In order to understand the reasons behind the Ethereum upgrade, it’s important to know the different ways cryptocurrency transactions reach a consensus. One of the puzzles digital currencies solve is how to verify transactions in a trustless system without a third party. When two parties send cash over PayPal or Venmo, banks and centralized processors verify and confirm the transaction. With no centralized authority, cryptocurrencies depend on two main processes: proof-of-work and proof-of-stake.
Will ETH 2.0 replace ETH? Well, not exactly. Ethereum 2.0 is a new blockchain known as the Beacon Chain, which will eventually merge with the original Ethereum blockchain to create an execution layer (ETH 1.0) and a consensus layer (ETH 2.0).

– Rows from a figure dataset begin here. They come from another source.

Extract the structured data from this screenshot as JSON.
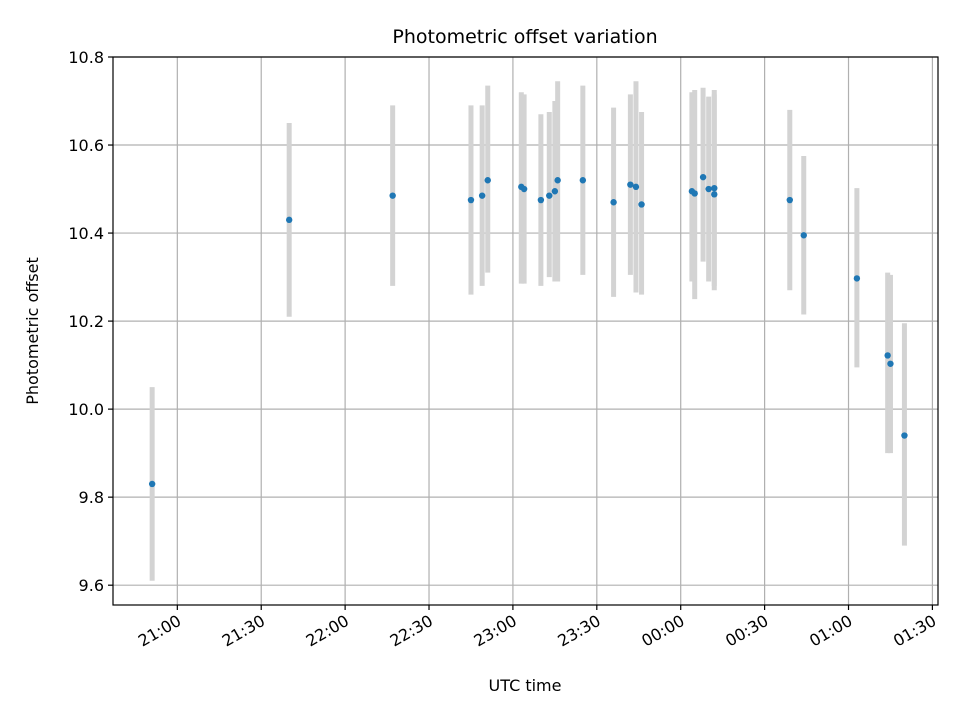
{
  "chart_data": {
    "type": "scatter",
    "title": "Photometric offset variation",
    "xlabel": "UTC time",
    "ylabel": "Photometric offset",
    "x_unit": "UTC HH:MM (times after 24:00 are the following day)",
    "xlim": [
      "20:37",
      "25:32"
    ],
    "ylim": [
      9.555,
      10.8
    ],
    "x_ticks": [
      "21:00",
      "21:30",
      "22:00",
      "22:30",
      "23:00",
      "23:30",
      "00:00",
      "00:30",
      "01:00",
      "01:30"
    ],
    "y_ticks": [
      "9.6",
      "9.8",
      "10.0",
      "10.2",
      "10.4",
      "10.6",
      "10.8"
    ],
    "grid": true,
    "colors": {
      "point": "#1f77b4",
      "errorbar": "#d3d3d3",
      "grid": "#b0b0b0"
    },
    "points": [
      {
        "t": "20:51",
        "y": 9.83,
        "low": 9.61,
        "high": 10.05
      },
      {
        "t": "21:40",
        "y": 10.43,
        "low": 10.21,
        "high": 10.65
      },
      {
        "t": "22:17",
        "y": 10.485,
        "low": 10.28,
        "high": 10.69
      },
      {
        "t": "22:45",
        "y": 10.475,
        "low": 10.26,
        "high": 10.69
      },
      {
        "t": "22:49",
        "y": 10.485,
        "low": 10.28,
        "high": 10.69
      },
      {
        "t": "22:51",
        "y": 10.52,
        "low": 10.31,
        "high": 10.735
      },
      {
        "t": "23:03",
        "y": 10.505,
        "low": 10.285,
        "high": 10.72
      },
      {
        "t": "23:04",
        "y": 10.5,
        "low": 10.285,
        "high": 10.715
      },
      {
        "t": "23:10",
        "y": 10.475,
        "low": 10.28,
        "high": 10.67
      },
      {
        "t": "23:13",
        "y": 10.485,
        "low": 10.3,
        "high": 10.675
      },
      {
        "t": "23:15",
        "y": 10.495,
        "low": 10.29,
        "high": 10.7
      },
      {
        "t": "23:16",
        "y": 10.52,
        "low": 10.29,
        "high": 10.745
      },
      {
        "t": "23:25",
        "y": 10.52,
        "low": 10.305,
        "high": 10.735
      },
      {
        "t": "23:36",
        "y": 10.47,
        "low": 10.255,
        "high": 10.685
      },
      {
        "t": "23:42",
        "y": 10.51,
        "low": 10.305,
        "high": 10.715
      },
      {
        "t": "23:44",
        "y": 10.505,
        "low": 10.265,
        "high": 10.745
      },
      {
        "t": "23:46",
        "y": 10.465,
        "low": 10.26,
        "high": 10.675
      },
      {
        "t": "24:04",
        "y": 10.495,
        "low": 10.29,
        "high": 10.72
      },
      {
        "t": "24:05",
        "y": 10.49,
        "low": 10.25,
        "high": 10.725
      },
      {
        "t": "24:08",
        "y": 10.527,
        "low": 10.335,
        "high": 10.73
      },
      {
        "t": "24:10",
        "y": 10.5,
        "low": 10.29,
        "high": 10.71
      },
      {
        "t": "24:12",
        "y": 10.488,
        "low": 10.27,
        "high": 10.715
      },
      {
        "t": "24:12",
        "y": 10.502,
        "low": 10.28,
        "high": 10.725
      },
      {
        "t": "24:39",
        "y": 10.475,
        "low": 10.27,
        "high": 10.68
      },
      {
        "t": "24:44",
        "y": 10.395,
        "low": 10.215,
        "high": 10.575
      },
      {
        "t": "25:03",
        "y": 10.297,
        "low": 10.095,
        "high": 10.502
      },
      {
        "t": "25:14",
        "y": 10.122,
        "low": 9.9,
        "high": 10.31
      },
      {
        "t": "25:15",
        "y": 10.103,
        "low": 9.9,
        "high": 10.305
      },
      {
        "t": "25:20",
        "y": 9.94,
        "low": 9.69,
        "high": 10.195
      }
    ]
  }
}
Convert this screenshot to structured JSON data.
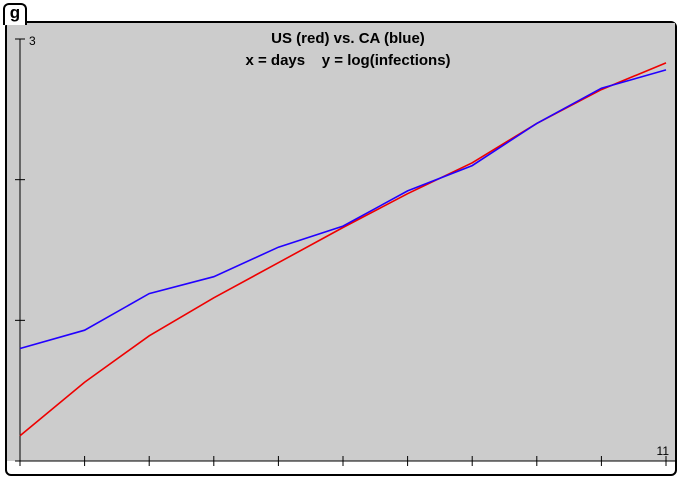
{
  "window": {
    "tab_label": "g"
  },
  "chart_data": {
    "type": "line",
    "title": "US (red) vs. CA (blue)",
    "subtitle": "x = days    y = log(infections)",
    "xlabel": "",
    "ylabel": "",
    "xlim": [
      1,
      11
    ],
    "ylim": [
      0,
      3
    ],
    "x_max_label": "11",
    "y_max_label": "3",
    "x_ticks": [
      1,
      2,
      3,
      4,
      5,
      6,
      7,
      8,
      9,
      10,
      11
    ],
    "y_ticks": [
      0,
      1,
      2,
      3
    ],
    "grid": false,
    "background": "#cccccc",
    "series": [
      {
        "color": "#ee0000",
        "x": [
          1,
          2,
          3,
          4,
          5,
          6,
          7,
          8,
          9,
          10,
          11
        ],
        "values": [
          0.18,
          0.56,
          0.89,
          1.16,
          1.41,
          1.66,
          1.9,
          2.12,
          2.4,
          2.64,
          2.83
        ]
      },
      {
        "color": "#2200ff",
        "x": [
          1,
          2,
          3,
          4,
          5,
          6,
          7,
          8,
          9,
          10,
          11
        ],
        "values": [
          0.8,
          0.93,
          1.19,
          1.31,
          1.52,
          1.67,
          1.92,
          2.1,
          2.4,
          2.65,
          2.78
        ]
      }
    ]
  }
}
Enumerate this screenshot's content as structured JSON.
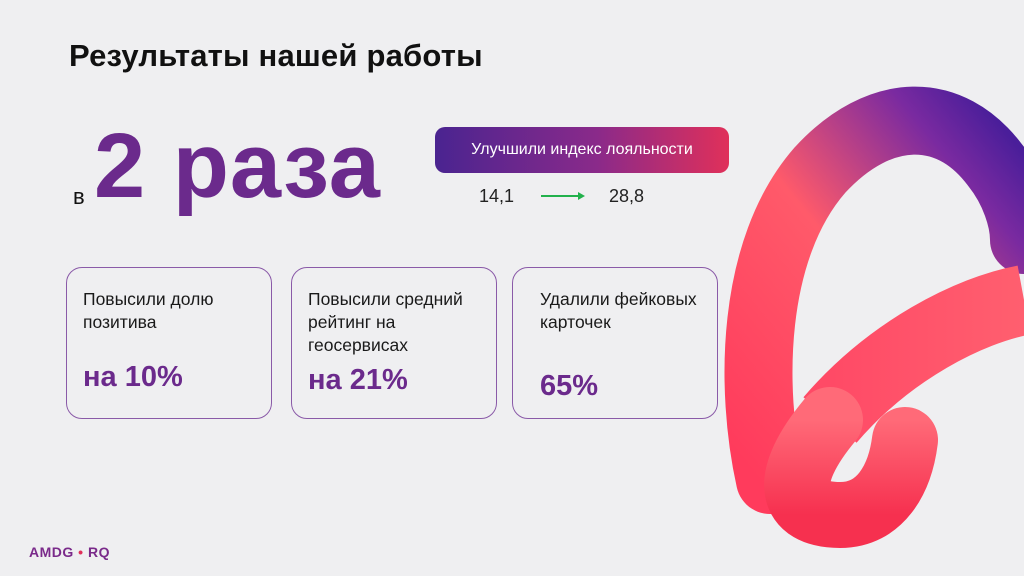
{
  "slide": {
    "title": "Результаты нашей работы",
    "headline_prefix": "в",
    "headline_value": "2 раза",
    "loyalty": {
      "label": "Улучшили индекс лояльности",
      "from": "14,1",
      "to": "28,8"
    },
    "cards": [
      {
        "text": "Повысили долю позитива",
        "value": "на 10%"
      },
      {
        "text": "Повысили средний рейтинг на геосервисах",
        "value": "на 21%"
      },
      {
        "text": "Удалили фейковых карточек",
        "value": "65%"
      }
    ],
    "logo": {
      "part1": "AMDG",
      "separator": "•",
      "part2": "RQ"
    }
  },
  "colors": {
    "accent_purple": "#6b2a8c",
    "gradient_start": "#4a2490",
    "gradient_end": "#e0305a",
    "arrow_green": "#22b14c",
    "background": "#efeff1"
  },
  "icons": {
    "arrow": "arrow-right-icon",
    "decoration": "gradient-loop-decoration"
  }
}
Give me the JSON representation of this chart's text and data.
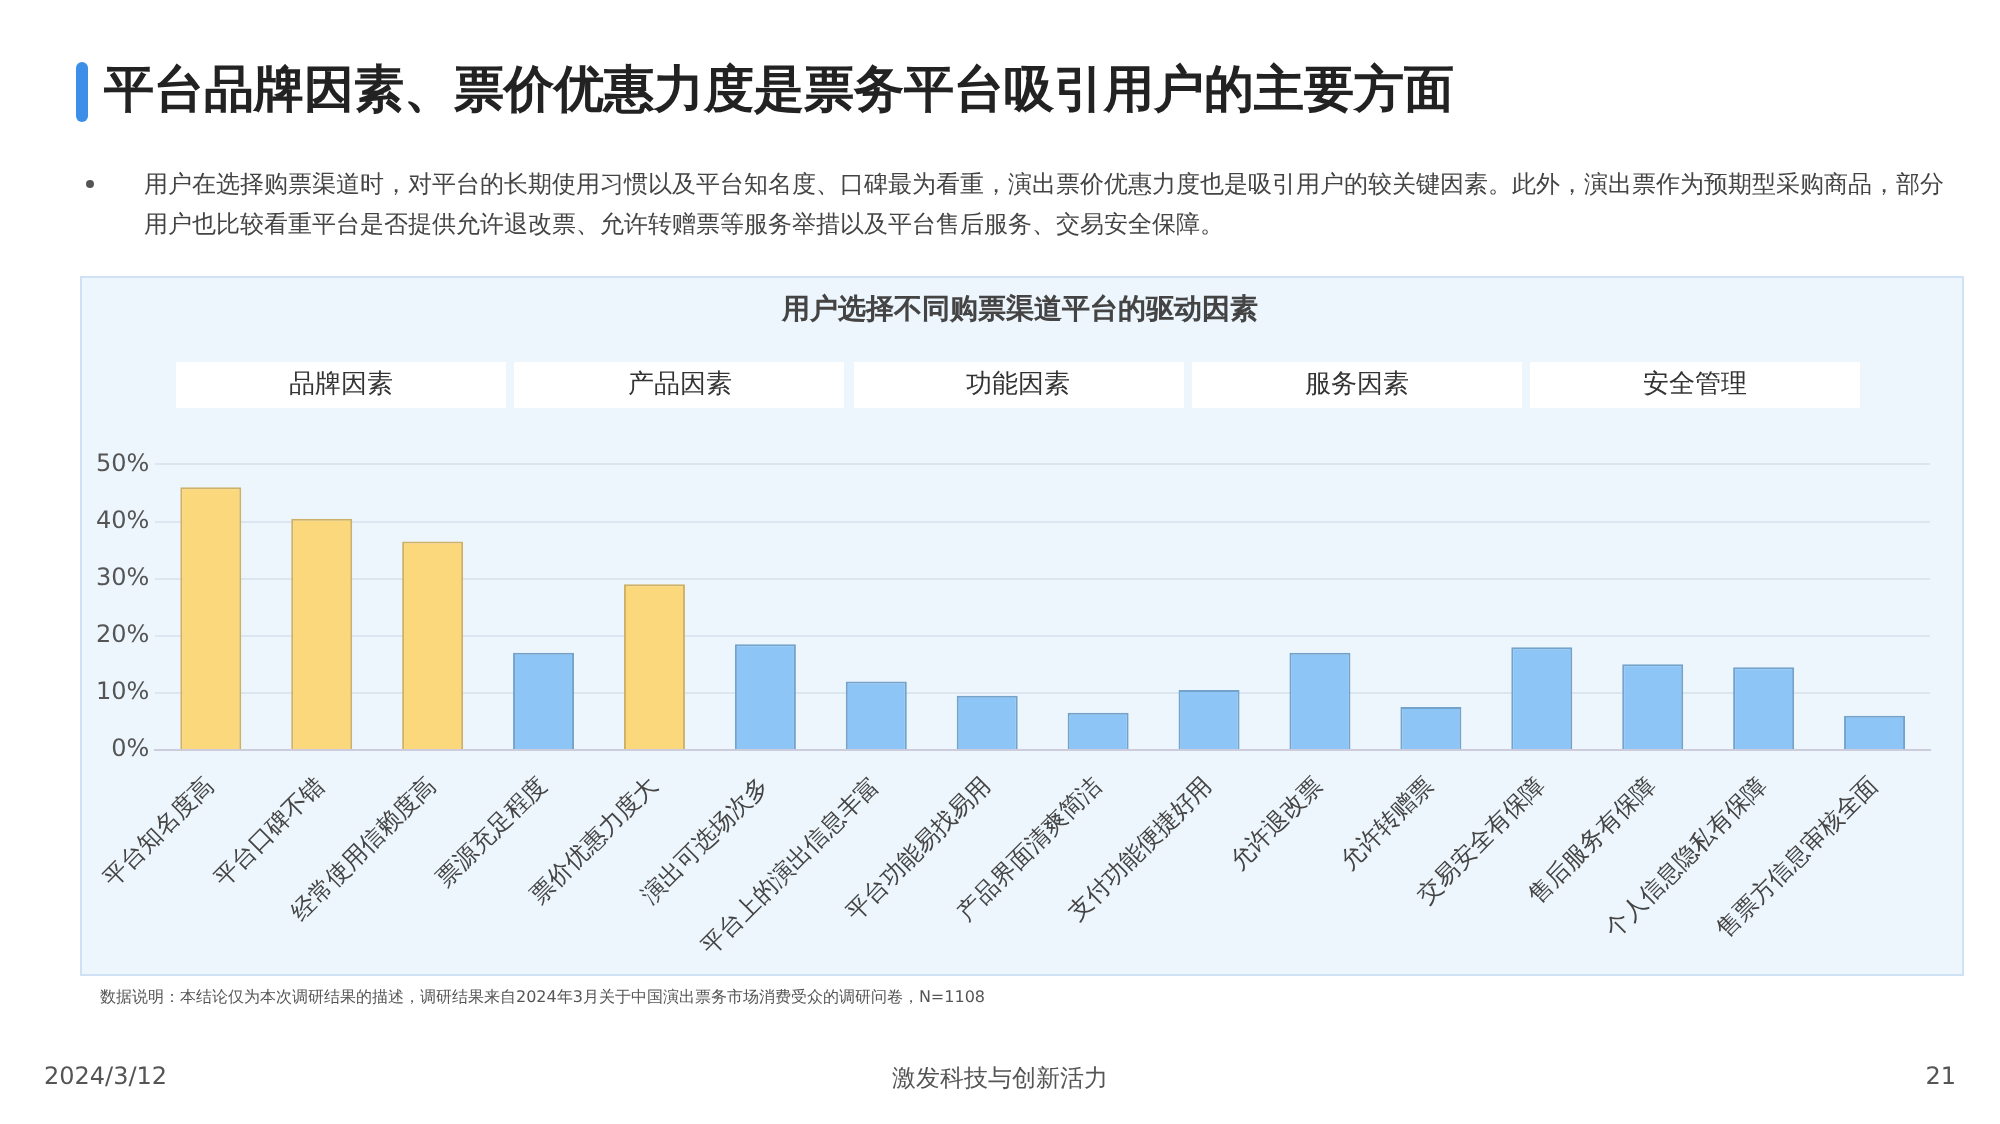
{
  "chart_data": {
    "type": "bar",
    "title": "平台品牌因素、票价优惠力度是票务平台吸引用户的主要方面",
    "subtitle": "用户在选择购票渠道时，对平台的长期使用习惯以及平台知名度、口碑最为看重，演出票价优惠力度也是吸引用户的较关键因素。此外，演出票作为预期型采购商品，部分用户也比较看重平台是否提供允许退改票、允许转赠票等服务举措以及平台售后服务、交易安全保障。",
    "categories": [
      "平台知名度高",
      "平台口碑不错",
      "经常使用信赖度高",
      "票源充足程度",
      "票价优惠力度大",
      "演出可选场次多",
      "平台上的演出信息丰富",
      "平台功能易找易用",
      "产品界面清爽简洁",
      "支付功能便捷好用",
      "允许退改票",
      "允许转赠票",
      "交易安全有保障",
      "售后服务有保障",
      "个人信息隐私有保障",
      "售票方信息审核全面"
    ],
    "values": [
      46,
      40.5,
      36.5,
      17,
      29,
      18.5,
      12,
      9.5,
      6.5,
      10.5,
      17,
      7.5,
      18,
      15,
      14.5,
      6
    ],
    "colors": [
      "#fbd87c",
      "#fbd87c",
      "#fbd87c",
      "#8cc5f6",
      "#fbd87c",
      "#8cc5f6",
      "#8cc5f6",
      "#8cc5f6",
      "#8cc5f6",
      "#8cc5f6",
      "#8cc5f6",
      "#8cc5f6",
      "#8cc5f6",
      "#8cc5f6",
      "#8cc5f6",
      "#8cc5f6"
    ],
    "ylim": [
      0,
      50
    ],
    "yticks": [
      {
        "value": 0,
        "label": "0%"
      },
      {
        "value": 10,
        "label": "10%"
      },
      {
        "value": 20,
        "label": "20%"
      },
      {
        "value": 30,
        "label": "30%"
      },
      {
        "value": 40,
        "label": "40%"
      },
      {
        "value": 50,
        "label": "50%"
      }
    ],
    "grid": "y",
    "legend": false,
    "annotations": [
      "用户选择不同购票渠道平台的驱动因素",
      "品牌因素",
      "产品因素",
      "功能因素",
      "服务因素",
      "安全管理",
      "数据说明：本结论仅为本次调研结果的描述，调研结果来自2024年3月关于中国演出票务市场消费受众的调研问卷，N=1108",
      "2024/3/12",
      "激发科技与创新活力",
      "21"
    ]
  }
}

As cryptocurrency reached its zenith in the second half of 2021, many traders of tokens and NFTs noticed a recurring problem: slowing transaction speeds and sky-high gas fees. One of the downsides of the proof-of-work system is the massive amounts of computing power required to mine and verify transactions. And when too many transactions are being processed on the network, Ethereum gas fees spike, leaving users paying large transaction costs and getting minimal bang for their buck.
Under the PoS system, Ethereum 2.0 is expected to have a much faster processing speed than the original Ethereum blockchain. Under the current PoW system, Ethereum cannot process transactions quickly. Only about 15 transactions can be processed per second, which creates large backlogs and jacks up gas fees.
ETH 2.0 will utilize a process called ‘sharding’ to relieve network tension by splitting the database into separate entities. The upgrade is currently promising up to 10,000 processed transactions per second, improving scalability and greatly reducing user fees. Not only will the network be faster and cheaper to use, but PoS is expected to beef up the security of the network as well.
The plan for Ethereum 2.0 is to increase the network's speed, security, and scalability, but the current Ethereum blockchain won't exactly be going away. Instead, the two chains will merge, and all new transactions will be processed using PoS. There is a scenario in which ETH could hard fork. In that case, ETH 1.0 will continue to exist on its current POW chain as ETH 2.0 moves forward on the new POS chain.
Right now, the Ethereum upgrade is scheduled for the 4Q of 2022, but delays have occurred in the past, so nothing is set in stone. Regardless of timeline, with faster speeds and lower gas fees on the horizon, crypto investors are eagerly anticipating the merge.